The village received a number of communications from residents expressing satisfaction and dissatisfaction with Lifespace Solutions’ plan. Mayor Martin Tully recognizes the concern some people have and said he thinks the root to the problem is the internal issues between management and residents of the community.

Tully referenced a letter written by a friend of residents living in the senior living community, saying "the cause of the trouble is in the way Lifespace has handled the request that the residents of the Garden Homes only [have] six months to move [out] and make way for new construction.”

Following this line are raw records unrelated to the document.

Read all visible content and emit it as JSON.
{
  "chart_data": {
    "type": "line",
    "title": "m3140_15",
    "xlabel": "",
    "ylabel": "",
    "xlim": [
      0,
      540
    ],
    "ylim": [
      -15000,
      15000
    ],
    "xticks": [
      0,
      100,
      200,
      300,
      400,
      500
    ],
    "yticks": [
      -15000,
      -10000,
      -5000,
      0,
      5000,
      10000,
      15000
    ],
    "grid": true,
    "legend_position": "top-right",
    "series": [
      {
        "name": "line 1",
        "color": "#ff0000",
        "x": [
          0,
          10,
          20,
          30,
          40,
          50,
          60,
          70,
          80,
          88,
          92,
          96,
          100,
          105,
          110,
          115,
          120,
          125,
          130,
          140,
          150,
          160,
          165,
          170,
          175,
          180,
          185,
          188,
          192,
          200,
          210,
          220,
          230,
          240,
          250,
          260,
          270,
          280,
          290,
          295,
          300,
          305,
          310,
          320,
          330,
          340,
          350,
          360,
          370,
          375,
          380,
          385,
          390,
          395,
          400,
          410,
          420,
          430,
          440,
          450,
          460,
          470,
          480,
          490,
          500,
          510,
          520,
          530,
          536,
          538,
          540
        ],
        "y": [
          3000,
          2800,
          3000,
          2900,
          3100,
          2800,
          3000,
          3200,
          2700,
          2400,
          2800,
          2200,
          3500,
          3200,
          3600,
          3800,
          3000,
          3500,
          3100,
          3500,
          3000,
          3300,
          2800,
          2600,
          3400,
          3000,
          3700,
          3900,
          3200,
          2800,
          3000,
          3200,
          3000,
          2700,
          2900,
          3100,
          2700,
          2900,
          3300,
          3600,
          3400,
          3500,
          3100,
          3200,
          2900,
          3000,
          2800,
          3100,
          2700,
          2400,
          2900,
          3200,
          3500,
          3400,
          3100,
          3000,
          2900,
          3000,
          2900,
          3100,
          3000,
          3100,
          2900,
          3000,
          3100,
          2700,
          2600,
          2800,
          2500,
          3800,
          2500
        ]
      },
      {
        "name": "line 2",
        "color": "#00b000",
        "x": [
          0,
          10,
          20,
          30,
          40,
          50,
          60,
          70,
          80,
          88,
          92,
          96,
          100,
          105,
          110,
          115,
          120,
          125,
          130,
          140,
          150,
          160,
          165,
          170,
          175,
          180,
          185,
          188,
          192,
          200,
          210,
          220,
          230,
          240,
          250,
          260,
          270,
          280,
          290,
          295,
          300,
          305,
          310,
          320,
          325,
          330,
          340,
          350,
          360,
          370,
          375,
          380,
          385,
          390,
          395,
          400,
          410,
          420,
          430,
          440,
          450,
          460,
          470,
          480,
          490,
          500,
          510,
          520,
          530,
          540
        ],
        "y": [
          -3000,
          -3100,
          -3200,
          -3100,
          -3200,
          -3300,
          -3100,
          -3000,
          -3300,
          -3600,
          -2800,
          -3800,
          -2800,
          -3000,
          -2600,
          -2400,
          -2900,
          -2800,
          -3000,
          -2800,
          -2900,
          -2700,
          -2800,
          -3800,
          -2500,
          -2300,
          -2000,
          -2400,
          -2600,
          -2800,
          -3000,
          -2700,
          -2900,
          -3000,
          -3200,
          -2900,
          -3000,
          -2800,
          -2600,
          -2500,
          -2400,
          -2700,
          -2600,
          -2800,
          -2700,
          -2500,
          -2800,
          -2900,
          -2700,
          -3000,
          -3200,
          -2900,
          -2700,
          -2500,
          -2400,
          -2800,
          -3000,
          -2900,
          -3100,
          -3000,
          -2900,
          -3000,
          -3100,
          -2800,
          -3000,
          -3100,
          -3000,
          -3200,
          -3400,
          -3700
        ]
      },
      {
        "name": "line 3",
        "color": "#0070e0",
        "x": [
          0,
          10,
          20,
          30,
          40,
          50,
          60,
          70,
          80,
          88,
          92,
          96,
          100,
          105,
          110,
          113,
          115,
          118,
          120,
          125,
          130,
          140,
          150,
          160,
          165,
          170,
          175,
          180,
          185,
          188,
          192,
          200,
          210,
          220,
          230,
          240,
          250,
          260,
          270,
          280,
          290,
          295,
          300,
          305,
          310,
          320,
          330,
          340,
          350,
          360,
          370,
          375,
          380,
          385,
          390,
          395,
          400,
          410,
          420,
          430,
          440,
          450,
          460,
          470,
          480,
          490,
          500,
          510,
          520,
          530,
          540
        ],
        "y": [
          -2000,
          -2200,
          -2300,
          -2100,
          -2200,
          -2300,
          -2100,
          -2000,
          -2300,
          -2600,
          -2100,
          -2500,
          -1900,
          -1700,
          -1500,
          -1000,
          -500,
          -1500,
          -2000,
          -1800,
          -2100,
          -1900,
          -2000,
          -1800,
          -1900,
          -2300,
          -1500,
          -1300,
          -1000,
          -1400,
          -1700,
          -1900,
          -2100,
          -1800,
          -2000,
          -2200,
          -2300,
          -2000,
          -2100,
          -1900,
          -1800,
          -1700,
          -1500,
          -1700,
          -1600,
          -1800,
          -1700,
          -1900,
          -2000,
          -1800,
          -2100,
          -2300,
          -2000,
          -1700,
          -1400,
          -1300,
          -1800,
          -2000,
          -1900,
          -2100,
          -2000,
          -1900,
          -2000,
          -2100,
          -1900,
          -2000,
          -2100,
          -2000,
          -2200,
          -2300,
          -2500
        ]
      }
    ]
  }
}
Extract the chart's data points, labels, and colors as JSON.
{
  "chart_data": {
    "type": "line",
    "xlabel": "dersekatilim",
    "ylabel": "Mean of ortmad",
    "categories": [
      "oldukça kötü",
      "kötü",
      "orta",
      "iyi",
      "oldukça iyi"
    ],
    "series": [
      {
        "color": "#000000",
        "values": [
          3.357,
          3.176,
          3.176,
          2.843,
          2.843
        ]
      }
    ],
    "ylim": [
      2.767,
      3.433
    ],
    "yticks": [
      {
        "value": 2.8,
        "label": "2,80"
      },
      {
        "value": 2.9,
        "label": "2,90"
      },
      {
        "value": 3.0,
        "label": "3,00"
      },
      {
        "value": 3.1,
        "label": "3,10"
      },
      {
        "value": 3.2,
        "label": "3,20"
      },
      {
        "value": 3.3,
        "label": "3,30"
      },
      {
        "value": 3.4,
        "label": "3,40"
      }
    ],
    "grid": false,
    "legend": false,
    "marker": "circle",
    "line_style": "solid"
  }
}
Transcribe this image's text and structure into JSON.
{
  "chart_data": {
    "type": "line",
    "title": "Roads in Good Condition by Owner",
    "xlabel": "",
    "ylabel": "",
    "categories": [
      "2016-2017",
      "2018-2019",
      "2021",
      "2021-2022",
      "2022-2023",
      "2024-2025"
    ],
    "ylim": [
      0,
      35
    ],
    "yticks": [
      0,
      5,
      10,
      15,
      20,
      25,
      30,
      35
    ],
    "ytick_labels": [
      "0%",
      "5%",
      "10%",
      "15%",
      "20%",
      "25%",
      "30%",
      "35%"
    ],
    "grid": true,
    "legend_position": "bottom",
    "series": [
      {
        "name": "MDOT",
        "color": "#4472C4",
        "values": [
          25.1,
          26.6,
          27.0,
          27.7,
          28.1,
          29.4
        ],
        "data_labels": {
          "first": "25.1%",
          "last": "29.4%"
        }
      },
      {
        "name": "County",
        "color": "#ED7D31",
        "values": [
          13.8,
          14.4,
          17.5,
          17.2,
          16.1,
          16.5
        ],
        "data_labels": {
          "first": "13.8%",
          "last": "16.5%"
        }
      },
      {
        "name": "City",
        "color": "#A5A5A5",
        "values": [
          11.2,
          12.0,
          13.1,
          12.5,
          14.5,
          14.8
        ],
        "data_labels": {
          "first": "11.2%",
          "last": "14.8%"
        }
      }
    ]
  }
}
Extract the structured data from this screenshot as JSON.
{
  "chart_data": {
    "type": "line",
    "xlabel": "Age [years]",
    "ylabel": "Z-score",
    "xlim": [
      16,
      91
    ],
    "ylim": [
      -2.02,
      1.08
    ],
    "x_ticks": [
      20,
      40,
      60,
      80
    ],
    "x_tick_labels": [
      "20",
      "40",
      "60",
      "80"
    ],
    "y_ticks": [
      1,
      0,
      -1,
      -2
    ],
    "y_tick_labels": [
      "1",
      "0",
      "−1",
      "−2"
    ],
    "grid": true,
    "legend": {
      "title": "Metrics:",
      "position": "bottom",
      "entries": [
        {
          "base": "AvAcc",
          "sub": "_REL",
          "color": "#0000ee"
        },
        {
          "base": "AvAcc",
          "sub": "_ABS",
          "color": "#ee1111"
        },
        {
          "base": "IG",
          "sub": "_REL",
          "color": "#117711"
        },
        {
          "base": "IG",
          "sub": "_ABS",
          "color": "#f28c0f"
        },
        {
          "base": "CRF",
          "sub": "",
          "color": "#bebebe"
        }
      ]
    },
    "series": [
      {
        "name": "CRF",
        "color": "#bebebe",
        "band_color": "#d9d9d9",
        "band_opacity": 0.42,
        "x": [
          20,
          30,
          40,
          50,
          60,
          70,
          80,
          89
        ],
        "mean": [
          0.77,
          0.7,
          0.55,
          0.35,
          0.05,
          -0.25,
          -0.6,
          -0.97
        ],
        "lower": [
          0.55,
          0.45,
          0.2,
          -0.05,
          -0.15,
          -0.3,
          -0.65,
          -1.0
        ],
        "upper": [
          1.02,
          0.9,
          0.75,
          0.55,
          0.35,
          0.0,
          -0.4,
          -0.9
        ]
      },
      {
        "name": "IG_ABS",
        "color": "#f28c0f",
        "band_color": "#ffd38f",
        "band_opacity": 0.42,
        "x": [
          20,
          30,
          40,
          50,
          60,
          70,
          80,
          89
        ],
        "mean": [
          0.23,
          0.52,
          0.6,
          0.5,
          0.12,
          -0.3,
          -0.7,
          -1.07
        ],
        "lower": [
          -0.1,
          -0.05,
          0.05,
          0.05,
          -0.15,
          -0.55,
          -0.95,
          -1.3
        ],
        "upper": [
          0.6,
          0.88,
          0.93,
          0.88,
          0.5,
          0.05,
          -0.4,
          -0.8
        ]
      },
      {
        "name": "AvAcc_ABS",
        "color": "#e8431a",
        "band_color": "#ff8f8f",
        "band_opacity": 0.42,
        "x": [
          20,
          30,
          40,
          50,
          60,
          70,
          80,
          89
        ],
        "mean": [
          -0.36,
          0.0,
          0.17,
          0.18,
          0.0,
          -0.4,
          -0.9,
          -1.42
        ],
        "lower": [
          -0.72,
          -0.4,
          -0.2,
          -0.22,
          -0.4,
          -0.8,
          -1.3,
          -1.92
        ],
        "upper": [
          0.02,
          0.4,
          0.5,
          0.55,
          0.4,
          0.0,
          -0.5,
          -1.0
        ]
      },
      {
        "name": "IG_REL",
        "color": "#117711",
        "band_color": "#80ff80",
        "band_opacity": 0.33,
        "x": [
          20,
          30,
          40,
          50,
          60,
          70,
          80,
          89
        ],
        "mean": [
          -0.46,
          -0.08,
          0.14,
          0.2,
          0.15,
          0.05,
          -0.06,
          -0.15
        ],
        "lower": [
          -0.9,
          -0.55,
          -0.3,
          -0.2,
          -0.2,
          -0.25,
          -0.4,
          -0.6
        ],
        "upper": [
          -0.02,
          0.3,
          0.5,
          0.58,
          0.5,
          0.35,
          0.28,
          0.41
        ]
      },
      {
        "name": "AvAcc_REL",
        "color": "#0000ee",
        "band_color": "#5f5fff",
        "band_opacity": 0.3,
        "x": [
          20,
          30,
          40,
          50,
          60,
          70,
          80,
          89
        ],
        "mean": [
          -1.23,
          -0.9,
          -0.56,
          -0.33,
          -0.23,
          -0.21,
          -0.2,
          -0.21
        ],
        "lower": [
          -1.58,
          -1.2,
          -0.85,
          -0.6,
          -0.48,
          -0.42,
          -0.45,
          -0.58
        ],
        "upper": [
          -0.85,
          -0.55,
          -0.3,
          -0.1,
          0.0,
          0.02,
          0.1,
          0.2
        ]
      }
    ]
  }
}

“While we certainly understand that and empathize with you, it’s a private dispute,” Tully said. “While we are a village council and I am the mayor, I do not wear a black robe. I do have [a gavel], but we are not adjudicators. We can’t resolve this dispute for you.”

Commissioner William White agreed.

“I totally concur with the mayor that the legal interpretation of the contract is outside the legal purview of what we do consider,” he said.

Under the plan, Garden Home residents are anticipated to leave their homes by the end of May.

Municipal code instructs the council to apply a set of factors when reviewing planned unit developments and amendments, and this includes the following:

  • Zoning map amendment review and approval criteria is met

  • Planned Unit Development and zoning map amendment are consistent with the village’s comprehensive plan

  • Evidence showing PUD overlay is existent

  • Benefits to the public go above and beyond and suggest the redevelopment effort couldn’t be achieved by alternative means

  • Appropriate terms and conditions have been imposed upon the approval without implicating the existing and future interests of the general public as well as residents living in and around the PUD.

“As mentioned if there were no relocations, I don’t think anyone would be here and we probably would’ve voted on it already because it meets the criteria,” Tully said.

“While I understand the concerns have been raised and the issues and I certainly empathize and sympathize with folks as it currently stands, I don’t see how those private concerns—and again whether they’re right, wrong or indifferent, I don’t know—I don’t think they properly factor into our decision, which is what we’re bound to follow,” Tully said.

The village council will consider an ordinance to allow for the redevelopment of the Oak Trace Senior Living Community at their April 18 meeting.